Dual Path Network

A Dual Path Network (DPN) is a convolutional neural network which presents a new topology of connection paths internally. The intuition is that ResNets enables feature re-usage while DenseNet enables new feature exploration, and both are important for learning good representations. To enjoy the benefits from both path topologies, Dual Path Networks share common features while maintaining the flexibility to explore new features through dual path architectures.
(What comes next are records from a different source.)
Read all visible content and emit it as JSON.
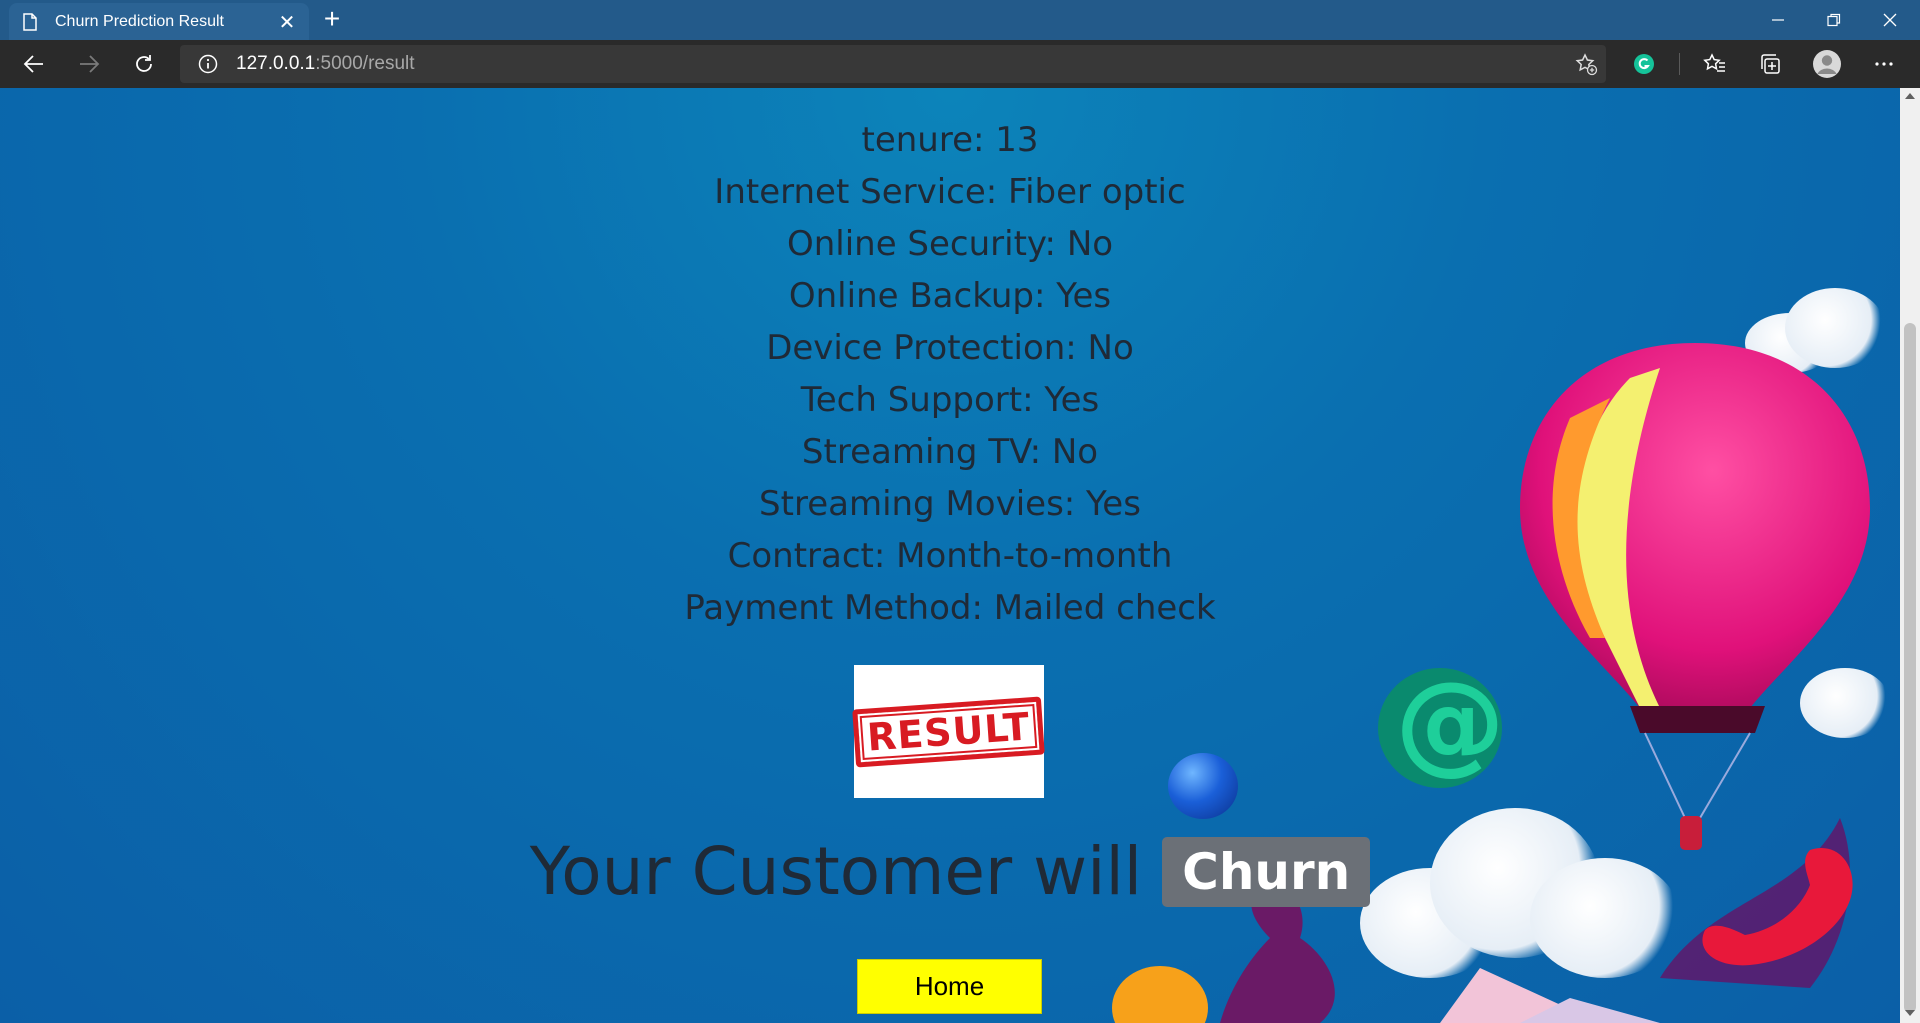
{
  "browser": {
    "tab_title": "Churn Prediction Result",
    "tab_close": "✕",
    "new_tab": "+",
    "url_host": "127.0.0.1",
    "url_rest": ":5000/result"
  },
  "fields": [
    {
      "label": "tenure",
      "value": "13",
      "text": "tenure: 13"
    },
    {
      "label": "Internet Service",
      "value": "Fiber optic",
      "text": "Internet Service: Fiber optic"
    },
    {
      "label": "Online Security",
      "value": "No",
      "text": "Online Security: No"
    },
    {
      "label": "Online Backup",
      "value": "Yes",
      "text": "Online Backup: Yes"
    },
    {
      "label": "Device Protection",
      "value": "No",
      "text": "Device Protection: No"
    },
    {
      "label": "Tech Support",
      "value": "Yes",
      "text": "Tech Support: Yes"
    },
    {
      "label": "Streaming TV",
      "value": "No",
      "text": "Streaming TV: No"
    },
    {
      "label": "Streaming Movies",
      "value": "Yes",
      "text": "Streaming Movies: Yes"
    },
    {
      "label": "Contract",
      "value": "Month-to-month",
      "text": "Contract: Month-to-month"
    },
    {
      "label": "Payment Method",
      "value": "Mailed check",
      "text": "Payment Method: Mailed check"
    }
  ],
  "result_image": {
    "stamp_text": "RESULT"
  },
  "verdict": {
    "prefix": "Your Customer will",
    "badge": "Churn"
  },
  "home_button": {
    "label": "Home"
  },
  "colors": {
    "background": "#0b63a6",
    "badge": "#6b7077",
    "home_button": "#ffff00",
    "stamp": "#d81b22"
  }
}
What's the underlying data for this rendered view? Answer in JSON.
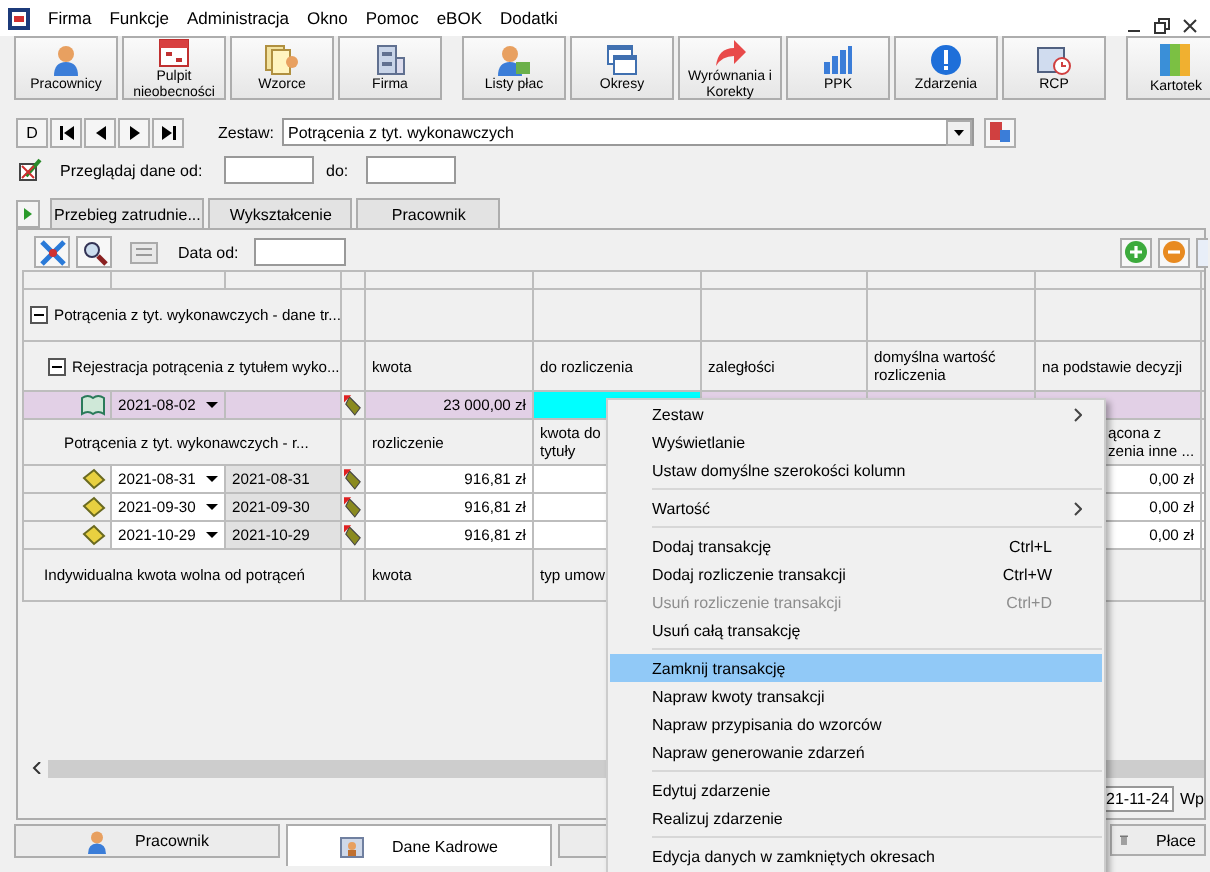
{
  "menu_bar": [
    "Firma",
    "Funkcje",
    "Administracja",
    "Okno",
    "Pomoc",
    "eBOK",
    "Dodatki"
  ],
  "toolbar": [
    [
      "Pracownicy",
      "Pulpit nieobecności",
      "Wzorce",
      "Firma"
    ],
    [
      "Listy płac",
      "Okresy",
      "Wyrównania i Korekty",
      "PPK",
      "Zdarzenia",
      "RCP"
    ],
    [
      "Kartotek"
    ]
  ],
  "nav_buttons": [
    {
      "kind": "text",
      "label": "D"
    },
    {
      "kind": "first"
    },
    {
      "kind": "prev"
    },
    {
      "kind": "next"
    },
    {
      "kind": "last"
    }
  ],
  "zestaw": {
    "label": "Zestaw:",
    "value": "Potrącenia z tyt. wykonawczych"
  },
  "filter": {
    "label": "Przeglądaj dane od:",
    "to_label": "do:"
  },
  "tabs": [
    {
      "label": "Przebieg zatrudnie...",
      "selected": false
    },
    {
      "label": "Wykształcenie",
      "selected": false
    },
    {
      "label": "Pracownik",
      "selected": false
    }
  ],
  "panel_toolbar": {
    "date_label": "Data od:"
  },
  "grid": {
    "group_row": {
      "label": "Potrącenia z tyt. wykonawczych - dane tr...",
      "expanded": true
    },
    "header": {
      "label": "Rejestracja potrącenia z tytułem wyko...",
      "expanded": true,
      "columns": [
        "kwota",
        "do rozliczenia",
        "zaległości",
        "domyślna wartość rozliczenia",
        "na podstawie decyzji"
      ]
    },
    "transaction": {
      "date": "2021-08-02",
      "kwota": "23 000,00 zł",
      "selected": true
    },
    "sub_header": {
      "label": "Potrącenia z tyt. wykonawczych - r...",
      "rozliczenie": "rozliczenie",
      "kwota_do": "kwota do tytuły",
      "column_5": "ącona z zenia inne ..."
    },
    "settlements": [
      {
        "date": "2021-08-31",
        "end_date": "2021-08-31",
        "rozliczenie": "916,81 zł",
        "column_5": "0,00 zł"
      },
      {
        "date": "2021-09-30",
        "end_date": "2021-09-30",
        "rozliczenie": "916,81 zł",
        "column_5": "0,00 zł"
      },
      {
        "date": "2021-10-29",
        "end_date": "2021-10-29",
        "rozliczenie": "916,81 zł",
        "column_5": "0,00 zł"
      }
    ],
    "footer_row": {
      "label": "Indywidualna kwota wolna od potrąceń",
      "kwota": "kwota",
      "column_2": "typ umow"
    }
  },
  "status": {
    "date_field": "21-11-24",
    "label": "Wp"
  },
  "bottom_tabs": [
    {
      "label": "Pracownik",
      "selected": false
    },
    {
      "label": "Dane Kadrowe",
      "selected": true
    },
    {
      "selected": false
    }
  ],
  "side_button": "Płace",
  "context_menu": [
    [
      {
        "label": "Zestaw",
        "submenu": true,
        "disabled": false,
        "selected": false
      },
      {
        "label": "Wyświetlanie",
        "submenu": false,
        "disabled": false,
        "selected": false
      },
      {
        "label": "Ustaw domyślne szerokości kolumn",
        "submenu": false,
        "disabled": false,
        "selected": false
      }
    ],
    [
      {
        "label": "Wartość",
        "submenu": true,
        "disabled": false,
        "selected": false
      }
    ],
    [
      {
        "label": "Dodaj transakcję",
        "shortcut": "Ctrl+L",
        "submenu": false,
        "disabled": false,
        "selected": false
      },
      {
        "label": "Dodaj rozliczenie transakcji",
        "shortcut": "Ctrl+W",
        "submenu": false,
        "disabled": false,
        "selected": false
      },
      {
        "label": "Usuń rozliczenie transakcji",
        "shortcut": "Ctrl+D",
        "submenu": false,
        "disabled": true,
        "selected": false
      },
      {
        "label": "Usuń całą transakcję",
        "submenu": false,
        "disabled": false,
        "selected": false
      }
    ],
    [
      {
        "label": "Zamknij transakcję",
        "submenu": false,
        "disabled": false,
        "selected": true
      },
      {
        "label": "Napraw kwoty transakcji",
        "submenu": false,
        "disabled": false,
        "selected": false
      },
      {
        "label": "Napraw przypisania do wzorców",
        "submenu": false,
        "disabled": false,
        "selected": false
      },
      {
        "label": "Napraw generowanie zdarzeń",
        "submenu": false,
        "disabled": false,
        "selected": false
      }
    ],
    [
      {
        "label": "Edytuj zdarzenie",
        "submenu": false,
        "disabled": false,
        "selected": false
      },
      {
        "label": "Realizuj zdarzenie",
        "submenu": false,
        "disabled": false,
        "selected": false
      }
    ],
    [
      {
        "label": "Edycja danych w zamkniętych okresach",
        "submenu": false,
        "disabled": false,
        "selected": false
      }
    ]
  ]
}
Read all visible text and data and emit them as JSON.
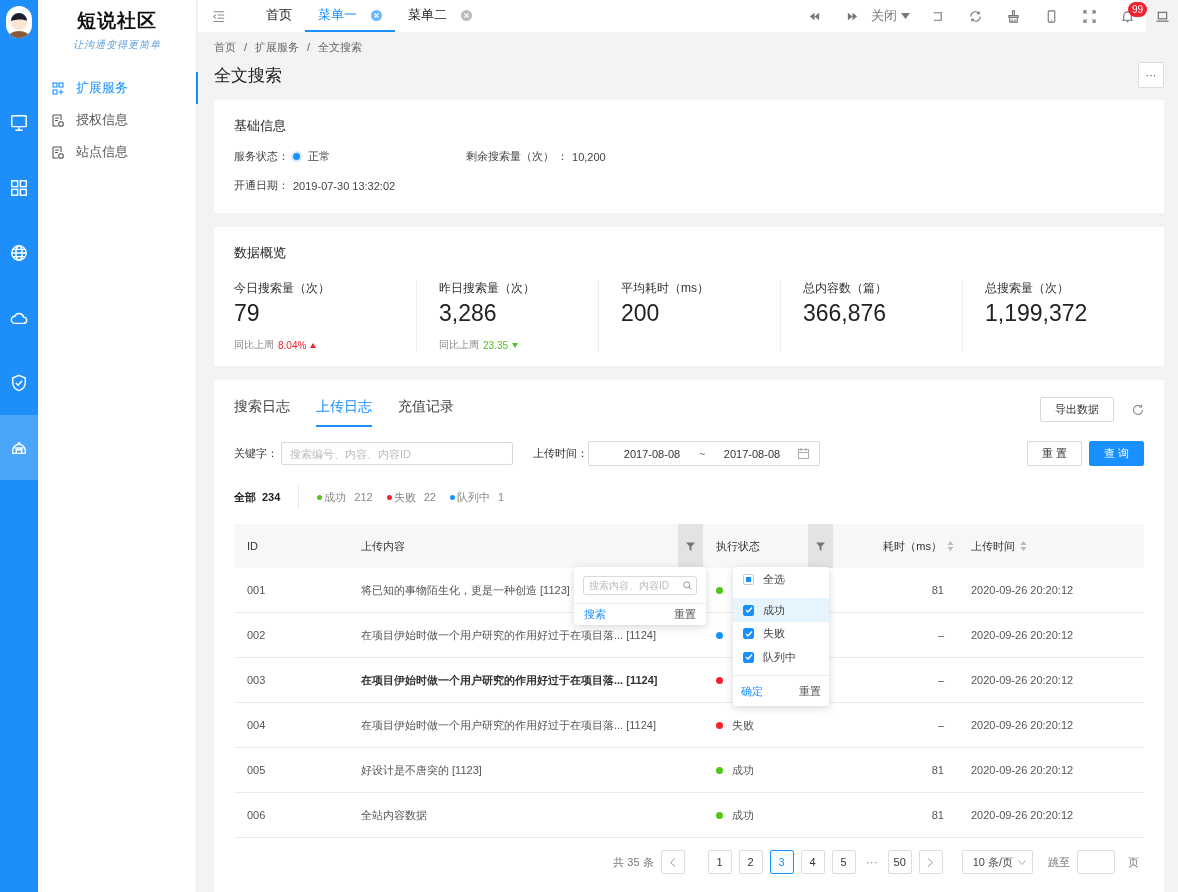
{
  "rail": {
    "items": [
      {
        "selected": false
      },
      {
        "selected": false
      },
      {
        "selected": false
      },
      {
        "selected": false
      },
      {
        "selected": false
      },
      {
        "selected": true
      }
    ]
  },
  "sidebar": {
    "logo": "短说社区",
    "slogan": "让沟通变得更简单",
    "items": [
      {
        "label": "扩展服务",
        "selected": true
      },
      {
        "label": "授权信息",
        "selected": false
      },
      {
        "label": "站点信息",
        "selected": false
      }
    ]
  },
  "topbar": {
    "tabs": [
      {
        "label": "首页",
        "selected": false,
        "closable": false
      },
      {
        "label": "菜单一",
        "selected": true,
        "closable": true
      },
      {
        "label": "菜单二",
        "selected": false,
        "closable": true
      }
    ],
    "close_menu": "关闭",
    "badge": "99"
  },
  "page": {
    "breadcrumb": [
      "首页",
      "扩展服务",
      "全文搜索"
    ],
    "separator": "/",
    "title": "全文搜索",
    "more": "···"
  },
  "basic_info": {
    "title": "基础信息",
    "status_label": "服务状态：",
    "status_value": "正常",
    "remaining_label": "剩余搜索量（次）  ：",
    "remaining_value": "10,200",
    "date_label": "开通日期：",
    "date_value": "2019-07-30 13:32:02"
  },
  "overview": {
    "title": "数据概览",
    "stats": [
      {
        "label": "今日搜索量（次）",
        "value": "79",
        "compare_label": "同比上周",
        "compare_value": "8.04%",
        "kind": "up"
      },
      {
        "label": "昨日搜索量（次）",
        "value": "3,286",
        "compare_label": "同比上周",
        "compare_value": "23.35",
        "kind": "down"
      },
      {
        "label": "平均耗时（ms）",
        "value": "200"
      },
      {
        "label": "总内容数（篇）",
        "value": "366,876"
      },
      {
        "label": "总搜索量（次）",
        "value": "1,199,372"
      }
    ]
  },
  "logs": {
    "tabs": [
      {
        "label": "搜索日志",
        "selected": false
      },
      {
        "label": "上传日志",
        "selected": true
      },
      {
        "label": "充值记录",
        "selected": false
      }
    ],
    "export": "导出数据",
    "keyword_label": "关键字：",
    "keyword_placeholder": "搜索编号、内容、内容ID",
    "date_label": "上传时间：",
    "date_start": "2017-08-08",
    "date_sep": "~",
    "date_end": "2017-08-08",
    "reset": "重 置",
    "query": "查 询",
    "total_label": "全部",
    "total_count": "234",
    "status_counts": [
      {
        "color": "#52c41a",
        "label": "成功",
        "count": "212"
      },
      {
        "color": "#f5222d",
        "label": "失败",
        "count": "22"
      },
      {
        "color": "#1890ff",
        "label": "队列中",
        "count": "1"
      }
    ],
    "columns": [
      {
        "label": "ID"
      },
      {
        "label": "上传内容",
        "filter": true
      },
      {
        "label": "执行状态",
        "filter": true
      },
      {
        "label": "耗时（ms）",
        "sortable": true
      },
      {
        "label": "上传时间",
        "sortable": true
      }
    ],
    "rows": [
      {
        "id": "001",
        "content": "将已知的事物陌生化，更是一种创造 [1123]",
        "emphasized": false,
        "color": "#52c41a",
        "duration": "81",
        "time": "2020-09-26 20:20:12"
      },
      {
        "id": "002",
        "content": "在项目伊始时做一个用户研究的作用好过于在项目落... [1124]",
        "emphasized": false,
        "color": "#1890ff",
        "duration": "–",
        "time": "2020-09-26 20:20:12"
      },
      {
        "id": "003",
        "content": "在项目伊始时做一个用户研究的作用好过于在项目落... [1124]",
        "emphasized": true,
        "color": "#f5222d",
        "duration": "–",
        "time": "2020-09-26 20:20:12"
      },
      {
        "id": "004",
        "content": "在项目伊始时做一个用户研究的作用好过于在项目落... [1124]",
        "emphasized": false,
        "color": "#f5222d",
        "status_label": "失败",
        "duration": "–",
        "time": "2020-09-26 20:20:12"
      },
      {
        "id": "005",
        "content": "好设计是不唐突的 [1123]",
        "emphasized": false,
        "color": "#52c41a",
        "status_label": "成功",
        "duration": "81",
        "time": "2020-09-26 20:20:12"
      },
      {
        "id": "006",
        "content": "全站内容数据",
        "emphasized": false,
        "color": "#52c41a",
        "status_label": "成功",
        "duration": "81",
        "time": "2020-09-26 20:20:12"
      }
    ],
    "content_filter": {
      "placeholder": "搜索内容、内容ID",
      "confirm": "搜索",
      "reset": "重置"
    },
    "status_filter": {
      "options": [
        {
          "kind": "all",
          "label": "全选",
          "partial": true,
          "hovered": false
        },
        {
          "kind": "item",
          "label": "成功",
          "checked": true,
          "hovered": true
        },
        {
          "kind": "item",
          "label": "失败",
          "checked": true,
          "hovered": false
        },
        {
          "kind": "item",
          "label": "队列中",
          "checked": true,
          "hovered": false
        }
      ],
      "confirm": "确定",
      "reset": "重置"
    },
    "pagination": {
      "total": "共 35 条",
      "pages": [
        {
          "label": "1",
          "selected": false
        },
        {
          "label": "2",
          "selected": false
        },
        {
          "label": "3",
          "selected": true
        },
        {
          "label": "4",
          "selected": false
        },
        {
          "label": "5",
          "selected": false
        },
        {
          "label": "···",
          "kind": "ellipsis"
        },
        {
          "label": "50",
          "selected": false
        }
      ],
      "page_size": "10 条/页",
      "jump_label": "跳至",
      "jump_suffix": "页"
    }
  }
}
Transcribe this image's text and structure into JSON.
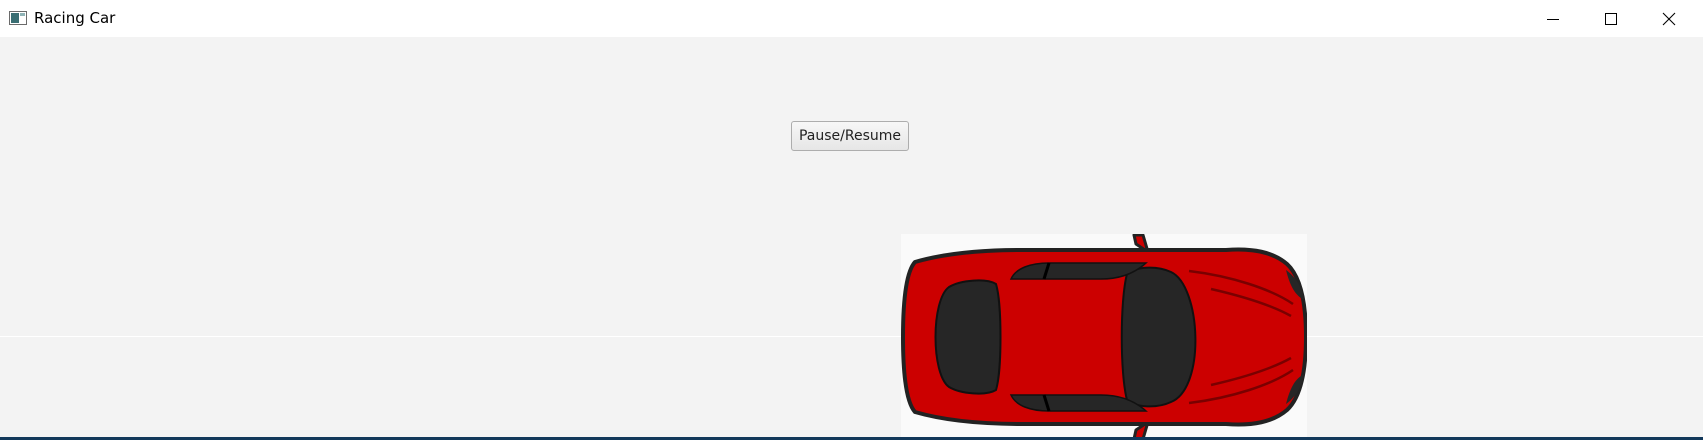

We formulate such a dual path architecture as follows:

$$x^{k} = \sum\limits_{t=1}^{k-1} f_t^{k}(h^t) \text{,} $$

$$ y^{k} = \sum\limits_{t=1}^{k-1} v_t(h^t) = y^{k-1} + \phi^{k-1}(y^{k-1}) \text{,} \\ $$

$$ r^{k} = x^{k} + y^{k} \text{,} \\ $$

$$ h^k = g^k \left( r^{k} \right) \text{,} $$

where $x^{k}$ and $y^{k}$ denote the extracted information at $k$-th step from individual path, $v_t(\cdot)$ is a feature learning function as $f_t^k(\cdot)$. The first equation refers to the densely connected path that enables exploring new features. The second equation refers to the residual path that enables common features re-usage. The third equation defines the dual path that integrates them and feeds them to the last transformation function in the last equation.